26 Ekim 2009 Pazartesi

STEVE SIMONSEN

























Blogda geçtiğimiz sezon Bolton ile müthiş bir performans gösteren Jussi Jääskeläinen ile ilgili bir yazı yazmıştık. Finlandiya'lı kaleci 12 yıldır Bolton Wanderers kalesinde istikrarlı bir performans veriyordu ve geçtiğimiz yılın ilk yarısında bu performansını zirveye taşıdı. Bugün de kökeni kuzeye dayanan bir kaleciden bahsedeceğiz. Fabio Capello hafta sonu White Hart Lane'e geldiğinde amacı uzun süreli bir sakatlıktan çıkmış olan Jonathan Woodgate'in ve diğer oyuncuların son durumunu görmekti. Ama hiç beklemediği bir adamdan gelen milli takımlık bir performans gördü karşısında. Maçta oynayacağı, başlama vuruşundan bir gece önce belli olan Danimarka asıllı İngiliz kaleci Steve Simonsen'den. Aslında maçta Stoke'un kalecisi Danimarka'lı Thomas Sørensen koruyacaktı ama cuma gecesi geçirdiği rahatsızlık nedeni ile kadrodan çıkarılınca kale 30 yaşındaki kaleciye emanet edildi. Stoke yedek kalecisiz çıktı maça. Simonsen de Peter Crouch ve bir dolu Tottenham'lı oyuncuya karşı tek başına savaştı. Çıkardığı çok net 4 gol pozisyonu var. Maçın belli bir dakikasından sonra gol yemeyeceği belli olan kaleciler vardır ya, hani, kaleyi 7.32'den 2 metreye indirmiş gibi görünürler. Simonsen de öyleydi işte cumartesi günü. Peter Crouch her hava topunu alıp köşelere çaktı topları o da hepsini çıkardı. Tottenham Aaron Lennon'ın sakatlığı ile 10 kişi kalınca Stoke yavaş yavaş rakip kaleyi yokladı. Önce Tuncay'ın vuruşu az farkla auta gitti, ardından da Whelan 86'da Stoke'a mucizevi bir 3 puan getirdi. Maçın 10 dakikalık özeti burada.

Danimarka'lı bir deniz subayının oğlu Simonsen. Annesi İngiliz.

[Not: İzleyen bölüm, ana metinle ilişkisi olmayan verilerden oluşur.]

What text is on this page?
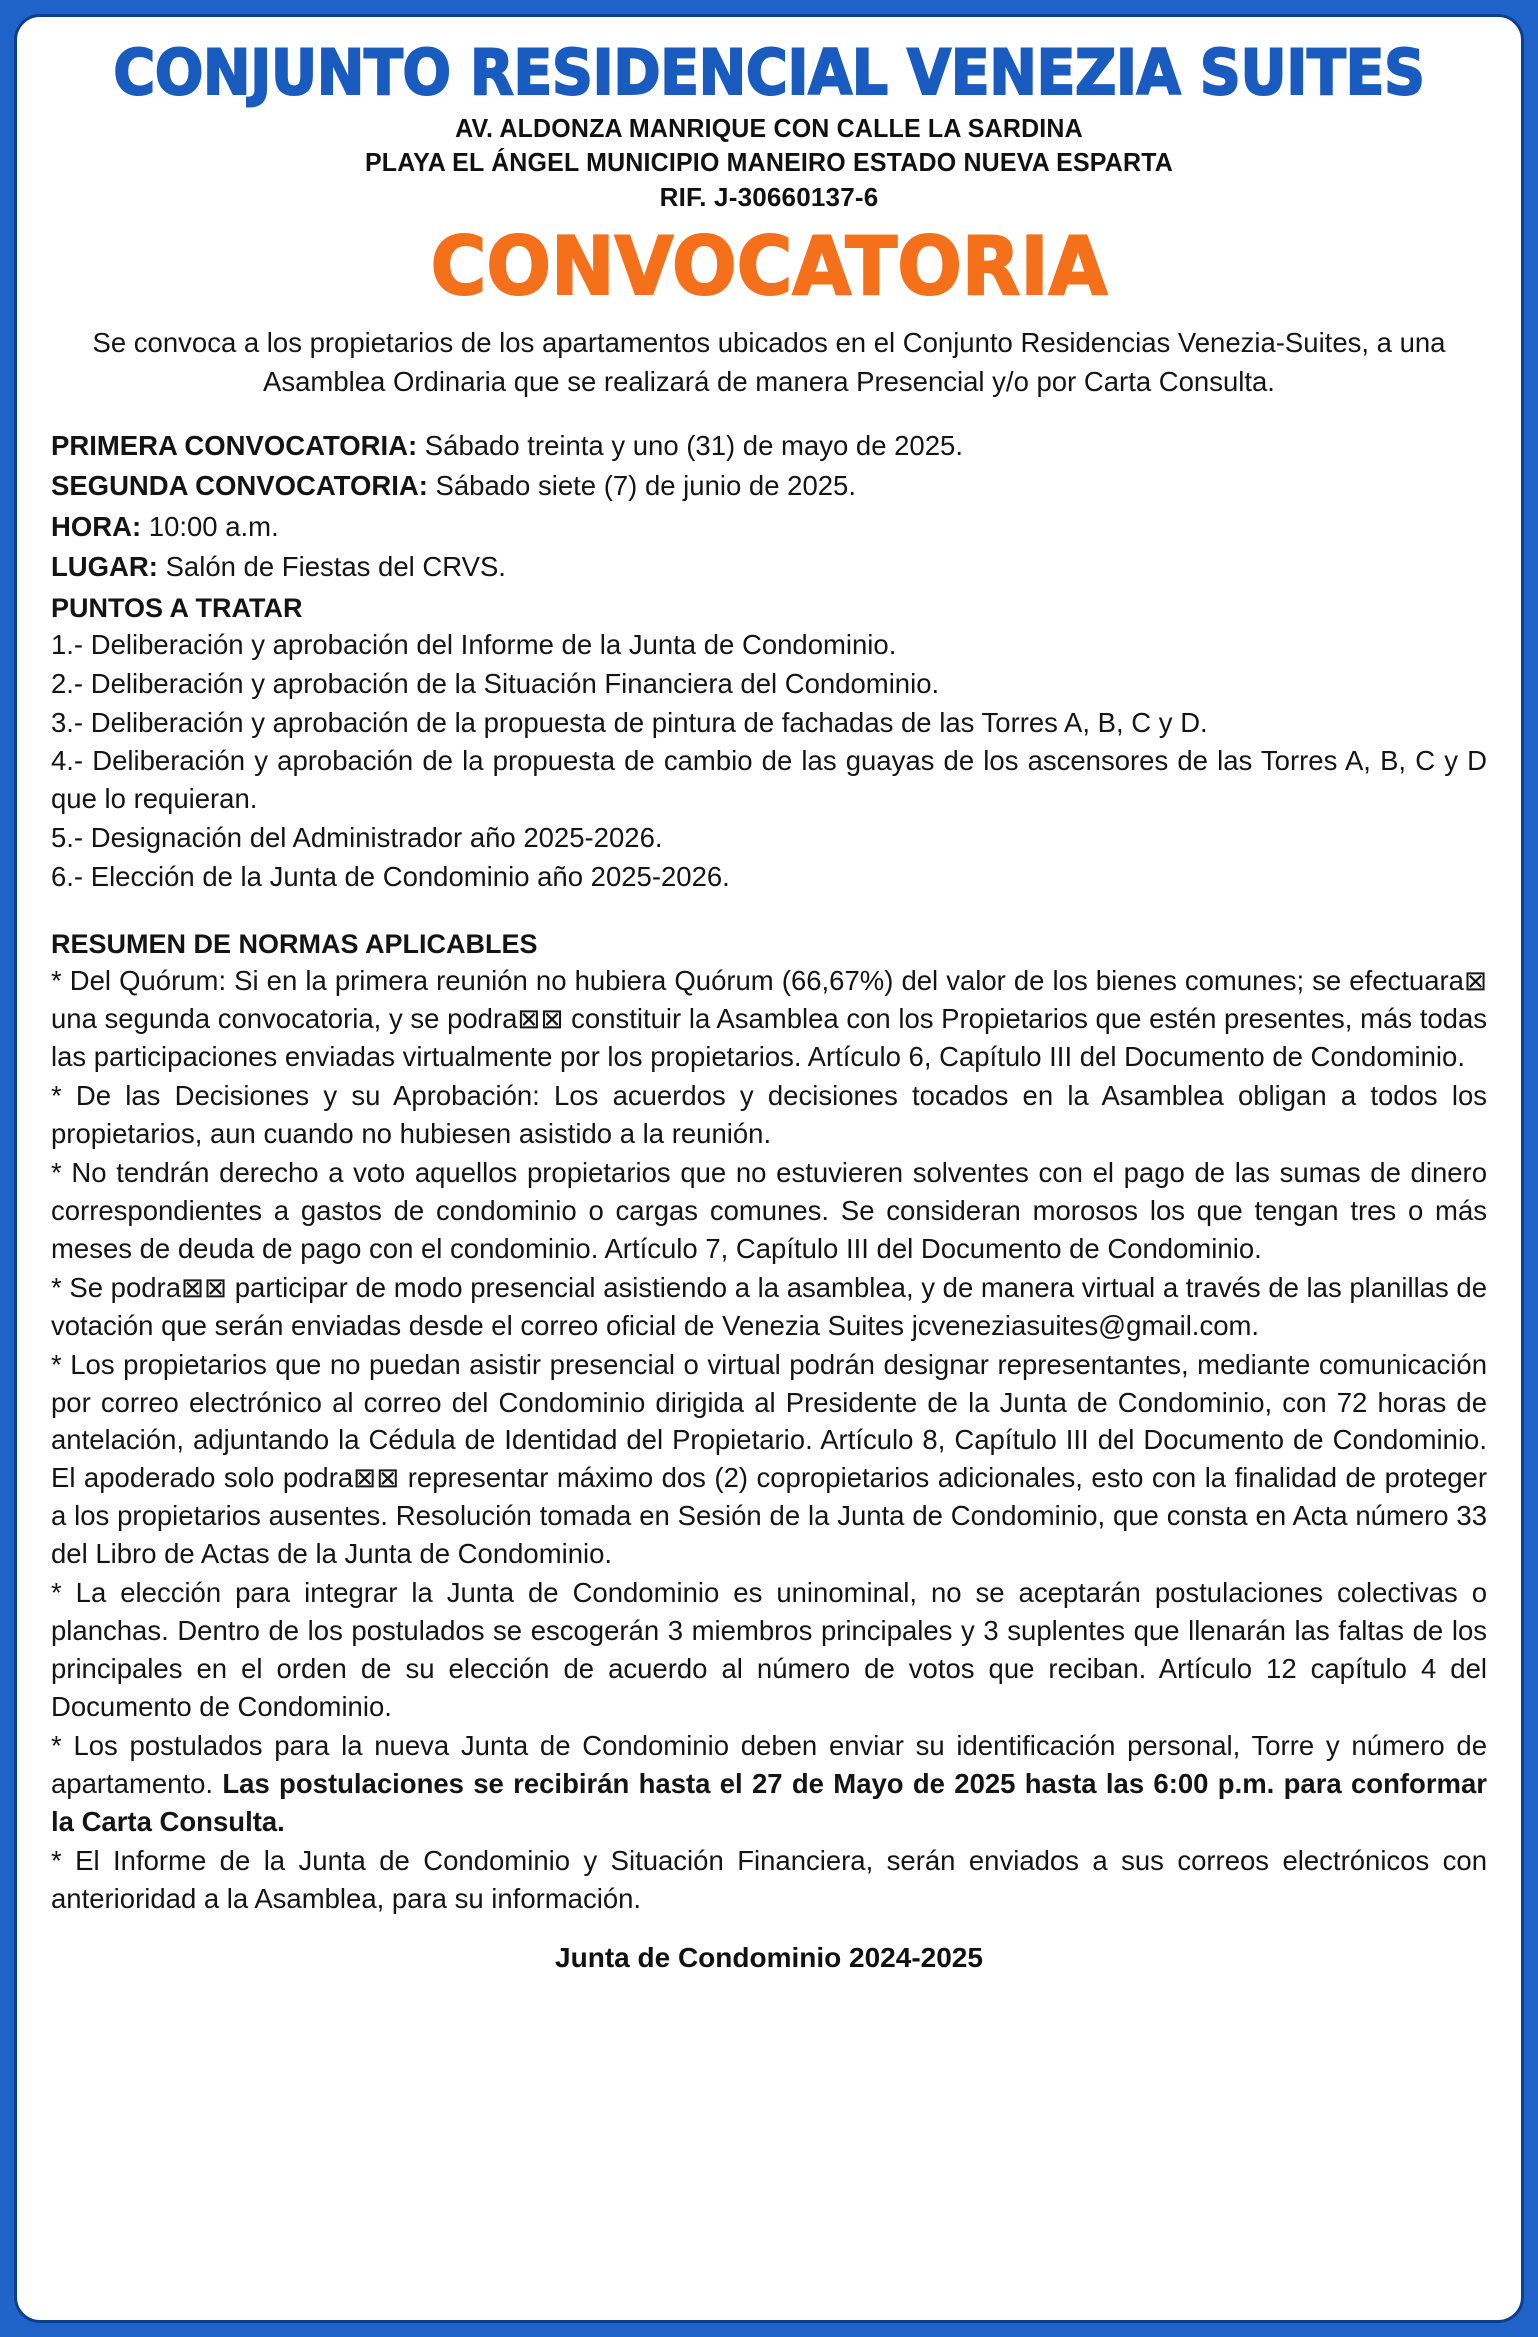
CONJUNTO RESIDENCIAL VENEZIA SUITES
AV. ALDONZA MANRIQUE CON CALLE LA SARDINA
PLAYA EL ÁNGEL MUNICIPIO MANEIRO ESTADO NUEVA ESPARTA
RIF. J-30660137-6
CONVOCATORIA

Se convoca a los propietarios de los apartamentos ubicados en el Conjunto Residencias Venezia-Suites, a una Asamblea Ordinaria que se realizará de manera Presencial y/o por Carta Consulta.

PRIMERA CONVOCATORIA: Sábado treinta y uno (31) de mayo de 2025.

SEGUNDA CONVOCATORIA: Sábado siete (7) de junio de 2025.

HORA: 10:00 a.m.

LUGAR: Salón de Fiestas del CRVS.

PUNTOS A TRATAR

1.- Deliberación y aprobación del Informe de la Junta de Condominio.

2.- Deliberación y aprobación de la Situación Financiera del Condominio.

3.- Deliberación y aprobación de la propuesta de pintura de fachadas de las Torres A, B, C y D.

4.- Deliberación y aprobación de la propuesta de cambio de las guayas de los ascensores de las Torres A, B, C y D que lo requieran.

5.- Designación del Administrador año 2025-2026.

6.- Elección de la Junta de Condominio año 2025-2026.

RESUMEN DE NORMAS APLICABLES

* Del Quórum: Si en la primera reunión no hubiera Quórum (66,67%) del valor de los bienes comunes; se efectuara⊠ una segunda convocatoria, y se podra⊠⊠ constituir la Asamblea con los Propietarios que estén presentes, más todas las participaciones enviadas virtualmente por los propietarios. Artículo 6, Capítulo III del Documento de Condominio.

* De las Decisiones y su Aprobación: Los acuerdos y decisiones tocados en la Asamblea obligan a todos los propietarios, aun cuando no hubiesen asistido a la reunión.

* No tendrán derecho a voto aquellos propietarios que no estuvieren solventes con el pago de las sumas de dinero correspondientes a gastos de condominio o cargas comunes. Se consideran morosos los que tengan tres o más meses de deuda de pago con el condominio. Artículo 7, Capítulo III del Documento de Condominio.

* Se podra⊠⊠ participar de modo presencial asistiendo a la asamblea, y de manera virtual a través de las planillas de votación que serán enviadas desde el correo oficial de Venezia Suites jcveneziasuites@gmail.com.

* Los propietarios que no puedan asistir presencial o virtual podrán designar representantes, mediante comunicación por correo electrónico al correo del Condominio dirigida al Presidente de la Junta de Condominio, con 72 horas de antelación, adjuntando la Cédula de Identidad del Propietario. Artículo 8, Capítulo III del Documento de Condominio. El apoderado solo podra⊠⊠ representar máximo dos (2) copropietarios adicionales, esto con la finalidad de proteger a los propietarios ausentes. Resolución tomada en Sesión de la Junta de Condominio, que consta en Acta número 33 del Libro de Actas de la Junta de Condominio.

* La elección para integrar la Junta de Condominio es uninominal, no se aceptarán postulaciones colectivas o planchas. Dentro de los postulados se escogerán 3 miembros principales y 3 suplentes que llenarán las faltas de los principales en el orden de su elección de acuerdo al número de votos que reciban. Artículo 12 capítulo 4 del Documento de Condominio.

* Los postulados para la nueva Junta de Condominio deben enviar su identificación personal, Torre y número de apartamento. Las postulaciones se recibirán hasta el 27 de Mayo de 2025 hasta las 6:00 p.m. para conformar la Carta Consulta.

* El Informe de la Junta de Condominio y Situación Financiera, serán enviados a sus correos electrónicos con anterioridad a la Asamblea, para su información.

Junta de Condominio 2024-2025
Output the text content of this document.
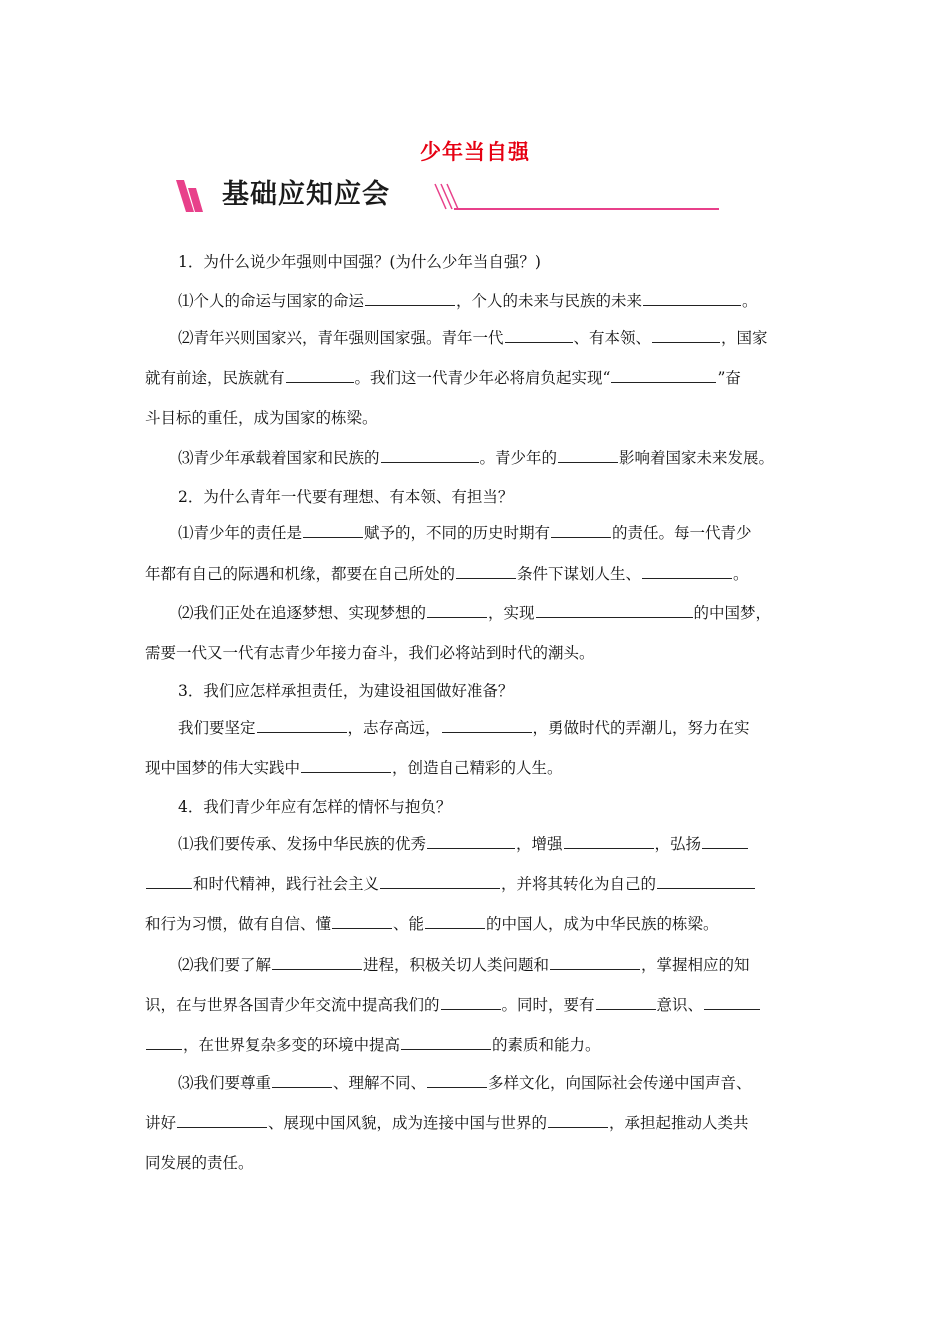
少年当自强
基础应知应会
1．为什么说少年强则中国强？(为什么少年当自强？)
⑴个人的命运与国家的命运	，个人的未来与民族的未来	。
⑵青年兴则国家兴，青年强则国家强。青年一代	、有本领、	，国家
就有前途，民族就有	。我们这一代青少年必将肩负起实现“	”奋
斗目标的重任，成为国家的栋梁。
⑶青少年承载着国家和民族的	。青少年的	影响着国家未来发展。
2．为什么青年一代要有理想、有本领、有担当？
⑴青少年的责任是	赋予的，不同的历史时期有	的责任。每一代青少
年都有自己的际遇和机缘，都要在自己所处的	条件下谋划人生、	。
⑵我们正处在追逐梦想、实现梦想的	，实现	的中国梦，
需要一代又一代有志青少年接力奋斗，我们必将站到时代的潮头。
3．我们应怎样承担责任，为建设祖国做好准备？
我们要坚定	，志存高远，	，勇做时代的弄潮儿，努力在实
现中国梦的伟大实践中	，创造自己精彩的人生。
4．我们青少年应有怎样的情怀与抱负？
⑴我们要传承、发扬中华民族的优秀	，增强	，弘扬
和时代精神，践行社会主义	，并将其转化为自己的
和行为习惯，做有自信、懂	、能	的中国人，成为中华民族的栋梁。
⑵我们要了解	进程，积极关切人类问题和	，掌握相应的知
识，在与世界各国青少年交流中提高我们的	。同时，要有	意识、
，在世界复杂多变的环境中提高	的素质和能力。
⑶我们要尊重	、理解不同、	多样文化，向国际社会传递中国声音、
讲好	、展现中国风貌，成为连接中国与世界的	，承担起推动人类共
同发展的责任。
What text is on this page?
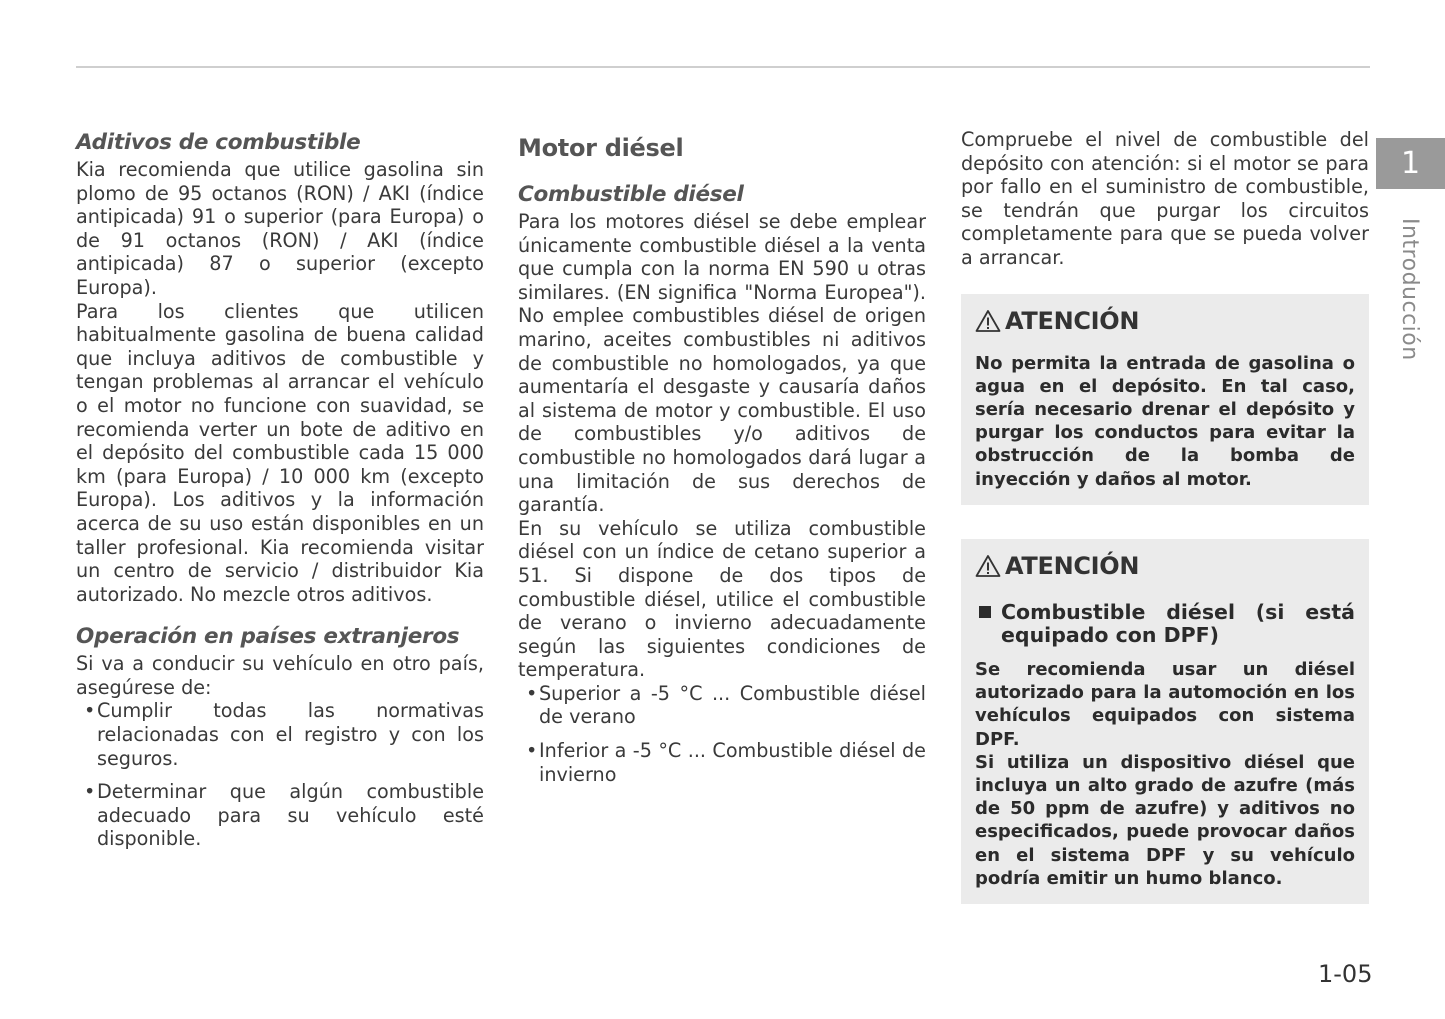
Aditivos de combustible

Kia recomienda que utilice gasolina sin plomo de 95 octanos (RON) / AKI (índice antipicada) 91 o superior (para Europa) o de 91 octanos (RON) / AKI (índice antipicada) 87 o superior (excepto Europa).

Para los clientes que utilicen habitualmente gasolina de buena calidad que incluya aditivos de combustible y tengan problemas al arrancar el vehículo o el motor no funcione con suavidad, se recomienda verter un bote de aditivo en el depósito del combustible cada 15 000 km (para Europa) / 10 000 km (excepto Europa). Los aditivos y la información acerca de su uso están disponibles en un taller profesional. Kia recomienda visitar un centro de servicio / distribuidor Kia autorizado. No mezcle otros aditivos.

Operación en países extranjeros

Si va a conducir su vehículo en otro país, asegúrese de:

• Cumplir todas las normativas relacionadas con el registro y con los seguros.
• Determinar que algún combustible adecuado para su vehículo esté disponible.
Motor diésel
Combustible diésel

Para los motores diésel se debe emplear únicamente combustible diésel a la venta que cumpla con la norma EN 590 u otras similares. (EN significa "Norma Europea"). No emplee combustibles diésel de origen marino, aceites combustibles ni aditivos de combustible no homologados, ya que aumentaría el desgaste y causaría daños al sistema de motor y combustible. El uso de combustibles y/o aditivos de combustible no homologados dará lugar a una limitación de sus derechos de garantía.

En su vehículo se utiliza combustible diésel con un índice de cetano superior a 51. Si dispone de dos tipos de combustible diésel, utilice el combustible de verano o invierno adecuadamente según las siguientes condiciones de temperatura.

• Superior a -5 °C ... Combustible diésel de verano
• Inferior a -5 °C ... Combustible diésel de invierno

Compruebe el nivel de combustible del depósito con atención: si el motor se para por fallo en el suministro de combustible, se tendrán que purgar los circuitos completamente para que se pueda volver a arrancar.

ATENCIÓN

No permita la entrada de gasolina o agua en el depósito. En tal caso, sería necesario drenar el depósito y purgar los conductos para evitar la obstrucción de la bomba de inyección y daños al motor.

ATENCIÓN
Combustible diésel (si está equipado con DPF)

Se recomienda usar un diésel autorizado para la automoción en los vehículos equipados con sistema DPF.

Si utiliza un dispositivo diésel que incluya un alto grado de azufre (más de 50 ppm de azufre) y aditivos no especificados, puede provocar daños en el sistema DPF y su vehículo podría emitir un humo blanco.

1
Introducción
1-05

Sunderland taraftarı olarak büyümüş ve kariyerine Tranmere Rovers'da başlamış bir isim. 17 yaşında Tranmere ile ilk maçına çıktı. 19 yaşında 3.3 milyon pounda Everton'a transfer oldu ki bu Everton kulüp tarihinin en pahalı transferiydi. İngiliz futbolunun geleceği en parlak kalecilerinden birisi olarak sayılıyordu. Performansı onun 21 yaş altı milli takımına seçilmesini sağladı.Ancak 2001-02 sezonu dışında Everton'da kaldığı 6 senede yaklaşık 30 maçta forma giyebildi. 2004 yılında Stoke City'e bedelsiz transfer oldu. Stoke ile geç kalmış patlamasını yaptı ve takımın bir numaralı kalecisi oldu. 2004-05 yılında taraftarlarca yılın oyuncusu seçildi. 2006-07 sezonunda üstüste 7 maçta gol yemeyerek kulüp rekorunun sahibi oldu. Ancak 2008-09 sezonunda Danimarka'lı Sørensen'in transferi ile yedek kulübesine mahkum oldu ve sadece 5 maç oynayabildi. Bu sezona da yedek kulübesinde başladı. Ta ki cuma gecesi Sørensen'in rahatsızlığına kadar. Sahaya çıktı, Danimarkalı'yı hiç aratmadığı gibi Stoke hocası tony Pulis'in de aklını fena karıştırdı. Sørensen döndüğünde kaleyi devralacak mı, yoksa bu muhteşem performansın sahibi adamı yedek kulübesine mi çekecek.